Le type 1 rassemble les exploitations spécialisées en porc, sans ou avec très peu d’herbivores, soit 39% des élevages et 61% des porcs. Il est subdivisé en deux sous‐types selon que l’élevage est naisseur‐engraisseur ou naisseur (27% des élevages et 51% des porcs), ou engraisseur. Les naisseurs‐engraisseurs comptent en moyenne 215 truies (+12% en 10 ans), 59 ha de surface agricole utile (+26% en 10 ans) pour ceux en ayant (17% ne déclarent aucune SAU) et 2,60 unités de travail annuel (+7% en 10 ans) à 45% salariées (35% en 2000). Le type 2, des polyculteurs‐éleveurs, rassemble 19% des élevages et 11% des porcs. Il est subdivisé en deux sous‐types selon que des herbivores sont associés au porc ou non.
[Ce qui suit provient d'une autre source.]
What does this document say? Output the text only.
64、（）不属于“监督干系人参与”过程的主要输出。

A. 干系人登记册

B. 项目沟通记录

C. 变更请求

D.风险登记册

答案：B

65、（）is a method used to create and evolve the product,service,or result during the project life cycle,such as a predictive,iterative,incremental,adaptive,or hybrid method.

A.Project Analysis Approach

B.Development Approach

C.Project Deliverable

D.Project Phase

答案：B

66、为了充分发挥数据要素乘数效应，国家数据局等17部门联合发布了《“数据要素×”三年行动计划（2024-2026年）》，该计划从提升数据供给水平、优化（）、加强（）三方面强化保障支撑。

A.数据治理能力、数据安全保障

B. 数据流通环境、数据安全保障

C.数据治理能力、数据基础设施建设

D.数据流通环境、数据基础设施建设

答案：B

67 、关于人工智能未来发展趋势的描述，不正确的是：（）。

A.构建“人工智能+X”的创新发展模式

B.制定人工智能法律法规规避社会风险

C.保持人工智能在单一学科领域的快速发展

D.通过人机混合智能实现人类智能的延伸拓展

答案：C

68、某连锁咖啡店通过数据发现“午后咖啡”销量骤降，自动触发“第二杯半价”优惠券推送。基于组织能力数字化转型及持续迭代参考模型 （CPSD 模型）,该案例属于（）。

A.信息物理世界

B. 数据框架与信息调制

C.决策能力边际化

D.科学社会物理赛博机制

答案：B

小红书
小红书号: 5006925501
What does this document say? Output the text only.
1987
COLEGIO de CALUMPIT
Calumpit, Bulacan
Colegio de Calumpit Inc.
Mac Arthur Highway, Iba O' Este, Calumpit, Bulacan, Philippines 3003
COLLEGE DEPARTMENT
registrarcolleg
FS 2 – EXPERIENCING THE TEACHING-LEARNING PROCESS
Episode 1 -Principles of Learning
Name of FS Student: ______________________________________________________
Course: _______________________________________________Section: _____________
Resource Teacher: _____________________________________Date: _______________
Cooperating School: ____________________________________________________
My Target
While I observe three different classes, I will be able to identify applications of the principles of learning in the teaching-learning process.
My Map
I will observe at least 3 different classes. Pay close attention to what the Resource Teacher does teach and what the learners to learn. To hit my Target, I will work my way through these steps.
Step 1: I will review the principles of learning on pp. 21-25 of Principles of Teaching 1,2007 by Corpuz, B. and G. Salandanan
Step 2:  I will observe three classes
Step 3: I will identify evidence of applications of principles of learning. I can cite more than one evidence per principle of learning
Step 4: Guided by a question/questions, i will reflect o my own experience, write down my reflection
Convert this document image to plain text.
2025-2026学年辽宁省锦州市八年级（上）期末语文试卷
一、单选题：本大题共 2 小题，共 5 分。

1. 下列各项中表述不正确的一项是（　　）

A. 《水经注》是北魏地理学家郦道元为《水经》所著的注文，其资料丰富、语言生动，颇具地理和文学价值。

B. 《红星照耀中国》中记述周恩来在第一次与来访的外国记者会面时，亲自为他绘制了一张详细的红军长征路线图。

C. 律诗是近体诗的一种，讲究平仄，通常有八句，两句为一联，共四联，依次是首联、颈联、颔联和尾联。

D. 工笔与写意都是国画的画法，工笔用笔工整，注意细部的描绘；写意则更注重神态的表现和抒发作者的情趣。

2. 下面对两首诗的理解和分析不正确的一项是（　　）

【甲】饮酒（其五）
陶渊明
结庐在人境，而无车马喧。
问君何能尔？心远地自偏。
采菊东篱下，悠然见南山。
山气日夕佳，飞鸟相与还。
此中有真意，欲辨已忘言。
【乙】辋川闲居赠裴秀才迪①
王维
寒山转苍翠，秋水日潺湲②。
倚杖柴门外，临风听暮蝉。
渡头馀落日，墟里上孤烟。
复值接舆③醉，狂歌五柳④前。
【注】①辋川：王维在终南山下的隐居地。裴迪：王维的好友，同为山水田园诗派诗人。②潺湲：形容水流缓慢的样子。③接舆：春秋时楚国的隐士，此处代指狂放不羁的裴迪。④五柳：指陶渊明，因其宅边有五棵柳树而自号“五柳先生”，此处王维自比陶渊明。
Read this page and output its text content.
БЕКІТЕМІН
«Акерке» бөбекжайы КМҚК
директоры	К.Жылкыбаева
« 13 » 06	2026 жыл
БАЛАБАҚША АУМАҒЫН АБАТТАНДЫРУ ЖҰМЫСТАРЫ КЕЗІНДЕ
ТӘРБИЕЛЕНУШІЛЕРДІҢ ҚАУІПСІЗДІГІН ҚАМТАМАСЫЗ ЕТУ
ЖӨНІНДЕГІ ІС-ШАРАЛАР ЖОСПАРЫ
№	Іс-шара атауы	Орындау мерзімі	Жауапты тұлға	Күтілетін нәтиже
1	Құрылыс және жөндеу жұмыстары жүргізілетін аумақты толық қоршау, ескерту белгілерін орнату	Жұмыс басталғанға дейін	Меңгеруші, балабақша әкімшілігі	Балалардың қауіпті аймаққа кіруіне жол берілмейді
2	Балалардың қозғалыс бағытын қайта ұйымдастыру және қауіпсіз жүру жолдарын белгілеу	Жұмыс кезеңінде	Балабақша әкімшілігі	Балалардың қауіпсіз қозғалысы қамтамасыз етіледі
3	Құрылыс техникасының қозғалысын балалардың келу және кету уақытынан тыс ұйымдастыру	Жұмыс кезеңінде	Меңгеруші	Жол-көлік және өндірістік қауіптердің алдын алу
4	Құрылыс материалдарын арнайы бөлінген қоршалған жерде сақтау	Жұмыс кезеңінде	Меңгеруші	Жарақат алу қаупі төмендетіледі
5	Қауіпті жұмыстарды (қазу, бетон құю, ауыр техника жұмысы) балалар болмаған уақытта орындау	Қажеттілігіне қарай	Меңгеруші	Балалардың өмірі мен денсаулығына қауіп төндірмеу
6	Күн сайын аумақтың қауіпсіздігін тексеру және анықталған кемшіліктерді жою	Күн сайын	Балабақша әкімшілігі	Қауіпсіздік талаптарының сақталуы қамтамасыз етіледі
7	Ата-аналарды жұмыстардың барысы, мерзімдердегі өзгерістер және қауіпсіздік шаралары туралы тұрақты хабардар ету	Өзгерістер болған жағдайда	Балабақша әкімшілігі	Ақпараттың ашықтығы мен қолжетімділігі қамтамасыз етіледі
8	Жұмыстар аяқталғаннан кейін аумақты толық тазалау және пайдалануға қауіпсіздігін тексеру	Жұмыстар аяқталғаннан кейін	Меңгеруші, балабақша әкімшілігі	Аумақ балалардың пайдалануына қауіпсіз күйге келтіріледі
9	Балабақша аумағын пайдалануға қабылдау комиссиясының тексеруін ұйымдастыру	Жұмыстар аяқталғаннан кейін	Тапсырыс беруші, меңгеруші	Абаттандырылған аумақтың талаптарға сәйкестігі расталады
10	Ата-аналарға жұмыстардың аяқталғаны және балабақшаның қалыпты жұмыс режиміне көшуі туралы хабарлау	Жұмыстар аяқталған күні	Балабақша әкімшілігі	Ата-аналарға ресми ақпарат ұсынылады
Le type 3 regroupe les élevages mixtes, soit 38% des élevages et 27% des porcs. Il est subdivisé en deux sous‐types selon que le porc est associé à des vaches laitières (23% des élevages et 17% des porcs) ou d’autres herbivores (15% des élevages, 10% des porcs), des vaches allaitantes en général. Enfin, le type 4 réunit des exploitations herbivores ou de grandes cultures spécialisées avec un petit atelier porcin (4% des élevages et 1% des porcs). Entre 2000 et 2010, le type 3 (élevages mixtes) a baissé de 34% à 27% en part de cheptel tandis que le type 1 (exploitations porcines spécialisées) a cru de 52% à 61%.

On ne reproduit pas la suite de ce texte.